Tonight I will not be watching fireworks. Tonight will be a few house calls from old friends, a few glasses of French wine (bien sur) perhaps, if i am lucky, a pink marshmallow roasted on a backyard deck fire, and of course, a salute to this country that gives me the freedom to question, disagree, scorn, leave, come back to, change, and leave again. With travel, with opening to cultures and allowing life to change, you create an irreversible affect, and these affects cannot be erased. There are never two lives, only just one, one made better with experience, with tastes, with people, with new flavors--you cannot leave yourself behind, so instead try to bring others with you.
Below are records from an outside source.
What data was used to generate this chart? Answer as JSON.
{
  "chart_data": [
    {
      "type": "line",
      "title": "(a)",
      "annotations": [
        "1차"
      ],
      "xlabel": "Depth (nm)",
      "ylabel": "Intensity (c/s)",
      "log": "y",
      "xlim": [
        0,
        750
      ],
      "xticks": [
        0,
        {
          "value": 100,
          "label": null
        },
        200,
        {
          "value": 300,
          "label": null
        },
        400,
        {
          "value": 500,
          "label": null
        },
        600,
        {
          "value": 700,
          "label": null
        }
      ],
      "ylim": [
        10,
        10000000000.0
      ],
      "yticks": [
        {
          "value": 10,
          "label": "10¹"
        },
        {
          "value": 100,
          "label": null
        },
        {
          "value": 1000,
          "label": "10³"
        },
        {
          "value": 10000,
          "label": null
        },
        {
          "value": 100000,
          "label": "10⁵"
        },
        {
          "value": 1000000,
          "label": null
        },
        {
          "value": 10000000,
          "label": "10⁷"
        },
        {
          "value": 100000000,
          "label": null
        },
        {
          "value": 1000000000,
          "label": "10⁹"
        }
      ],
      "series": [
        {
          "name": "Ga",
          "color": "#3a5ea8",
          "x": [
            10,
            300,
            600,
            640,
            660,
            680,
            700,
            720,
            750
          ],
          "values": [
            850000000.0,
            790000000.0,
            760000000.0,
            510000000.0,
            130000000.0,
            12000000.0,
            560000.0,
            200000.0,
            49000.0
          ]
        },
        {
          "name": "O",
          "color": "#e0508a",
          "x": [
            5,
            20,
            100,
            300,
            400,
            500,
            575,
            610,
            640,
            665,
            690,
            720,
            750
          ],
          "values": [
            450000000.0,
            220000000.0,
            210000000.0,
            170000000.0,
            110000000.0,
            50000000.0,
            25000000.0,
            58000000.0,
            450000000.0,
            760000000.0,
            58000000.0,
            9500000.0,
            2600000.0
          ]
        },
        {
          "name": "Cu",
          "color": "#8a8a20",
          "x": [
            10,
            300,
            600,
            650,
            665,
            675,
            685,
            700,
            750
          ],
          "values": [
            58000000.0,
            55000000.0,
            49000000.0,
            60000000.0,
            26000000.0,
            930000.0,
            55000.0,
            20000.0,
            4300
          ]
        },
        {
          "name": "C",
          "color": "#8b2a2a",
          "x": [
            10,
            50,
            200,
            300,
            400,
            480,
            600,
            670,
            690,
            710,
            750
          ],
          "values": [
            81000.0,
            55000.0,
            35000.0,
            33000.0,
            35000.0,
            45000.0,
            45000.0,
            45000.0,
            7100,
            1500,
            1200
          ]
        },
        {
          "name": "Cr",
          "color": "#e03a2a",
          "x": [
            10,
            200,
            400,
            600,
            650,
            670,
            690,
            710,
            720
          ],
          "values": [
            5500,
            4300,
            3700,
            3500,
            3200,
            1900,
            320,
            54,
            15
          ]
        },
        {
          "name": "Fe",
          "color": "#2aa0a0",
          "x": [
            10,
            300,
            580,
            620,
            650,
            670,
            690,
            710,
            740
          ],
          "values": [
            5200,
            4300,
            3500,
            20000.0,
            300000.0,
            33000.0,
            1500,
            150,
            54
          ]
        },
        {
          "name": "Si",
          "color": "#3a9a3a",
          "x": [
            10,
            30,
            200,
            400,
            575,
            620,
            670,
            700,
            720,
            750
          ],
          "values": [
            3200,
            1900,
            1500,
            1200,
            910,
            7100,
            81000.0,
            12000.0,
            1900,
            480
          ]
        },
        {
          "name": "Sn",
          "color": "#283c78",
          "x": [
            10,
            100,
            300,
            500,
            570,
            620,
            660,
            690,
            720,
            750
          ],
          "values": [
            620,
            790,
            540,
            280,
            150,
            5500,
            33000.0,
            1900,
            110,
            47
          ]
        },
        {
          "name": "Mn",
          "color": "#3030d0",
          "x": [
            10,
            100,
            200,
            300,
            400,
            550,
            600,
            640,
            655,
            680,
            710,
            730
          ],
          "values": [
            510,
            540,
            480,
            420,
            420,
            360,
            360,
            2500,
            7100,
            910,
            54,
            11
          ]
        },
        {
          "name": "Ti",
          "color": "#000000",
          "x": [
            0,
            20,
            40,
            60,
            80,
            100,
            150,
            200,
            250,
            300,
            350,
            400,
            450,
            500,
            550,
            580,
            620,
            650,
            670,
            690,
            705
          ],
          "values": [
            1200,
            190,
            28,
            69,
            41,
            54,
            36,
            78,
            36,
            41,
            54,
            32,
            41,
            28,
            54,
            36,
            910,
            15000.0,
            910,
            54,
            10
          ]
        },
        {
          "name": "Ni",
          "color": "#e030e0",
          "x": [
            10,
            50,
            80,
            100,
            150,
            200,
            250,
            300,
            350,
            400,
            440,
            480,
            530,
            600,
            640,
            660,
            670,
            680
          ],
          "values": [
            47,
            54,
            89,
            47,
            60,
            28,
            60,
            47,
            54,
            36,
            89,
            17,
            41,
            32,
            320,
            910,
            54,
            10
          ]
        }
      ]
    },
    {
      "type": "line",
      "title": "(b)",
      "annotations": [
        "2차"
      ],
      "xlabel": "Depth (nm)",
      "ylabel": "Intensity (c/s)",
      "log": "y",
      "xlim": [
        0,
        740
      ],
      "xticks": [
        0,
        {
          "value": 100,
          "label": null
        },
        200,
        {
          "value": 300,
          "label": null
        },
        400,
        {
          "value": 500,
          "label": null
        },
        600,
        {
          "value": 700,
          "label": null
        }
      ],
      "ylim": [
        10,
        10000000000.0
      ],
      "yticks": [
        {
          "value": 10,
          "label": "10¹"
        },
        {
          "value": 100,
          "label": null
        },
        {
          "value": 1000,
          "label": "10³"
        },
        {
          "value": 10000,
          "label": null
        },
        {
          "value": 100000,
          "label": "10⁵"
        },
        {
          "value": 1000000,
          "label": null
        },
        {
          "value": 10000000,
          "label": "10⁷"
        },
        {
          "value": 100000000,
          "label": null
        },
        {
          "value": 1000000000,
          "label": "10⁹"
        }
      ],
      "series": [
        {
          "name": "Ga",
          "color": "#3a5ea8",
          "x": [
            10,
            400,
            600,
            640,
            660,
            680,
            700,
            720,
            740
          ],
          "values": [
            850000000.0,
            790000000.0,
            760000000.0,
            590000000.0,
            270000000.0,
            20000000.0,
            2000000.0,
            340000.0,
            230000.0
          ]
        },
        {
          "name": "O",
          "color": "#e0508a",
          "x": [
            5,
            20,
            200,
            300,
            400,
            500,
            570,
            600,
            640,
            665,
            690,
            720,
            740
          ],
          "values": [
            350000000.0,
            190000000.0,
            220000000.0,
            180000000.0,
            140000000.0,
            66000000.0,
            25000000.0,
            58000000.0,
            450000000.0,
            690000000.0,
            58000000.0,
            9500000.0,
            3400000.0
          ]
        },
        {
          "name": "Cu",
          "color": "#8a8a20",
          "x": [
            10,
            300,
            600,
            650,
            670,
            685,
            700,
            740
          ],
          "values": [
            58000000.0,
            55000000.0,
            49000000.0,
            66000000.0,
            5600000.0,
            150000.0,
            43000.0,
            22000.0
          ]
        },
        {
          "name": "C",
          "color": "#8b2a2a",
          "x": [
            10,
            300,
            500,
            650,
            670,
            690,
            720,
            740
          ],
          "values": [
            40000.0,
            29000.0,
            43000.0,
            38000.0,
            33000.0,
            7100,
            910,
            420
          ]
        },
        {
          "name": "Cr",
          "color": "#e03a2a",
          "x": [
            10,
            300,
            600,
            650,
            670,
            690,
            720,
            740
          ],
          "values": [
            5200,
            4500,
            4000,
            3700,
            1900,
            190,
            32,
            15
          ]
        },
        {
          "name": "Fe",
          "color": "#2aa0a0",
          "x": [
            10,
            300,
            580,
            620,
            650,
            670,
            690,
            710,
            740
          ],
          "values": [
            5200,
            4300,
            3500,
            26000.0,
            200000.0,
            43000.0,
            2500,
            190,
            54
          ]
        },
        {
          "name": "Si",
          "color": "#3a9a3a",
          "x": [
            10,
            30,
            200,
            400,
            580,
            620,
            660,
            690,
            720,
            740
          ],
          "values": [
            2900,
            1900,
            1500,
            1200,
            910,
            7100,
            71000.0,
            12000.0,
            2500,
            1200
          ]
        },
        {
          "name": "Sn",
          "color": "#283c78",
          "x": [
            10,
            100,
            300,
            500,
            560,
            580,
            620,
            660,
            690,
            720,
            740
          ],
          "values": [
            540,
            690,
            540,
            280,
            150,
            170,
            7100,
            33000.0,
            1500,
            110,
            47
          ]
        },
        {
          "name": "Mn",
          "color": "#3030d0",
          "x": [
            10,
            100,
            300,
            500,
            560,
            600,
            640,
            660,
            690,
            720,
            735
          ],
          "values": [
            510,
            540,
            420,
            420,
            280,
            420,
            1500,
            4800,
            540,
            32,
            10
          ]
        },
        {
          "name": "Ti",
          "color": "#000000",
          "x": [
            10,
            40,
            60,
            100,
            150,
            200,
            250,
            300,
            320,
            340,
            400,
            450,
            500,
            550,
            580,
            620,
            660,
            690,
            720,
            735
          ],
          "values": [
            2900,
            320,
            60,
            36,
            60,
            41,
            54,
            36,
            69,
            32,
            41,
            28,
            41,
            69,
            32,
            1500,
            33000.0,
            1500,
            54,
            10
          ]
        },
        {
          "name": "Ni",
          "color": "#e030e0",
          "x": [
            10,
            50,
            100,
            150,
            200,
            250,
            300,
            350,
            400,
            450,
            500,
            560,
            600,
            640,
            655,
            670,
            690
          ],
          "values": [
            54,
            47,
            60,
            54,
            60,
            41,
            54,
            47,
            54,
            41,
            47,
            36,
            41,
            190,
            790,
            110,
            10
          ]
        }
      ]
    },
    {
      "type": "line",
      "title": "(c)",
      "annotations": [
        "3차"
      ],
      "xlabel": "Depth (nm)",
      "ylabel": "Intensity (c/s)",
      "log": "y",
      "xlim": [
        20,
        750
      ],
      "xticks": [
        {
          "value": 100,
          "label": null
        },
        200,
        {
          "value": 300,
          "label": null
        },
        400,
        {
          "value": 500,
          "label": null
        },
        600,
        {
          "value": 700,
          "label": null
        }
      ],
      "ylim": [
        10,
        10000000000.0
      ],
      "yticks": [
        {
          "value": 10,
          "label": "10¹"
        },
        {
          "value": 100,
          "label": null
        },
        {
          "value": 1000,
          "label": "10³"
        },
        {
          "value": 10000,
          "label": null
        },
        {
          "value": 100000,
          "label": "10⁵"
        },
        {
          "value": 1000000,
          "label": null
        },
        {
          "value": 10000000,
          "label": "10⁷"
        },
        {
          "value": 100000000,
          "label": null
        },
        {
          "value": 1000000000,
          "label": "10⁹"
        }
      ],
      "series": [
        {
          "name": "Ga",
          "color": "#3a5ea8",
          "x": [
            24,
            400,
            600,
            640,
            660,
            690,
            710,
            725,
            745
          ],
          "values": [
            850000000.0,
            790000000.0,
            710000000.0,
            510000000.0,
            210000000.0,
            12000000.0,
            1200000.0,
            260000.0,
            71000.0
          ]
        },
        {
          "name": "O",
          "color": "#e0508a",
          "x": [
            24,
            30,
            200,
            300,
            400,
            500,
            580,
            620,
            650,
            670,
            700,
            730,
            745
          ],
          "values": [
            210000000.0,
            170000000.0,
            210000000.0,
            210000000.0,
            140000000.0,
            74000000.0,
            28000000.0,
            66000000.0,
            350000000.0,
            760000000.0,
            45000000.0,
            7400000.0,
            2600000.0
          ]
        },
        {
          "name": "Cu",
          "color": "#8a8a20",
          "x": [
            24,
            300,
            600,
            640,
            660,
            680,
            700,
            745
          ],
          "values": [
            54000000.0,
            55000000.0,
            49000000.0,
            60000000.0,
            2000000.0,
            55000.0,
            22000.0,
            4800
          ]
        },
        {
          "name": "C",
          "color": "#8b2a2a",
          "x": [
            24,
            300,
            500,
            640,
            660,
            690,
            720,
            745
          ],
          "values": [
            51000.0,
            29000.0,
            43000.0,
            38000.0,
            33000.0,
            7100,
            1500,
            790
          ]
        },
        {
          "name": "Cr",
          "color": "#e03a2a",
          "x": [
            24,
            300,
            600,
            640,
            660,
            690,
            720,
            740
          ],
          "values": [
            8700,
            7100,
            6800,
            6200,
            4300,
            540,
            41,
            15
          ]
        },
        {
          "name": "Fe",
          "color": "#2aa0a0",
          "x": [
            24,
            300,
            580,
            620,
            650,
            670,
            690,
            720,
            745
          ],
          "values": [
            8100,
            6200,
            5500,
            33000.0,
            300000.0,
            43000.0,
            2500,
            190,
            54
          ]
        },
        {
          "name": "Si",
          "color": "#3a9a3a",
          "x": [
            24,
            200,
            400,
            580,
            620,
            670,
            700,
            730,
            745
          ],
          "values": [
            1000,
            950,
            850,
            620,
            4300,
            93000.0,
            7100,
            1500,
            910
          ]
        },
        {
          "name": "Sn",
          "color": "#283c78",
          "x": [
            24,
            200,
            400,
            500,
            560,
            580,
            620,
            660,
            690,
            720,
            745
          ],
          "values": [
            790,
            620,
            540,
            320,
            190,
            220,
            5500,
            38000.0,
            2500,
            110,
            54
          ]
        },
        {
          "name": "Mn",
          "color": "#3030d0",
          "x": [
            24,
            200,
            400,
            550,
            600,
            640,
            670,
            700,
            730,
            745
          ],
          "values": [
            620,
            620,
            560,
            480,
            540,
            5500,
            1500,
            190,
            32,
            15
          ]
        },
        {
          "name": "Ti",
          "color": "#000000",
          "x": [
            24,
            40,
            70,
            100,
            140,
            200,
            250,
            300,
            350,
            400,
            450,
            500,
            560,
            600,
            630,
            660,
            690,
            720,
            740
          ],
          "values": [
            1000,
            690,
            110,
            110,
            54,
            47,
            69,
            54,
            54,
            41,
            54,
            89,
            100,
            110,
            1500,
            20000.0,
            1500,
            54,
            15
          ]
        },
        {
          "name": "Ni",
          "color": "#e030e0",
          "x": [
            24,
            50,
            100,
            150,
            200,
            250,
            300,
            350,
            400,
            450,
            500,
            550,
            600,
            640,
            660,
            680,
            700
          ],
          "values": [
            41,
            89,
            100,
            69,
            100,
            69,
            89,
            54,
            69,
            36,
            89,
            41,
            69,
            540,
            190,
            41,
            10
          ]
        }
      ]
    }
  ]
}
We can keep everyone, we just have to try, they will mix, people are not water and oil, culture may be different, but if we are all oil, then the difference is merely olive and canola, and perhaps, every now and then, a peanut.

Perhaps we can end the night by remembering that the French were the first friends of this baby nation, and though old and unlikely at present, there is hope. Hope I see that maybe soon our fridges will have that constant ripe and fermented smell of myriad cheeses fused together and forever melded into the plastic drawers and doors that the French, and the me, love, and will always love so much.

Happy Independence Day America

à bientôt

5 comments:

The Fort Henry Gazette said...

Welcome Home! I totally agree about the hamburgers. I used to love the woman, but hamburgers are so Rachael Ray, uuuughhh!

Anonymous said...

Mal!!!
How about a fish hamburger? :P
hehehe

Poulet perhaps?
hehehe

Anonymous said...

http://online.wsj.com/article/SB121511516727827437.html

Anonymous said...

YIKES!!!
J'ai relue ce chapitre 3 fois, mais le ton de tes pensees mon surprie. En plus de l'appreciation pour les fromages et vins Francais, il me semble que tu as aussi appris l'attitude Francaise. MERDE!!!
I love a good burger, and a cold beer on a hot summer day, as much as a glass of wine with baguette and St. Andre.
Cannot wait to see you, and hear all the stories.
Gros becs,
Tante pufflette.

Helene said...

We had fresh caught crabs, mayo and baguettes for the 4th. For the 14th..which nobody here will celebrate but a few crazy expats dont moi, we are having pan bagnats and Champagne on the beach. Et voila, simple mais sympa.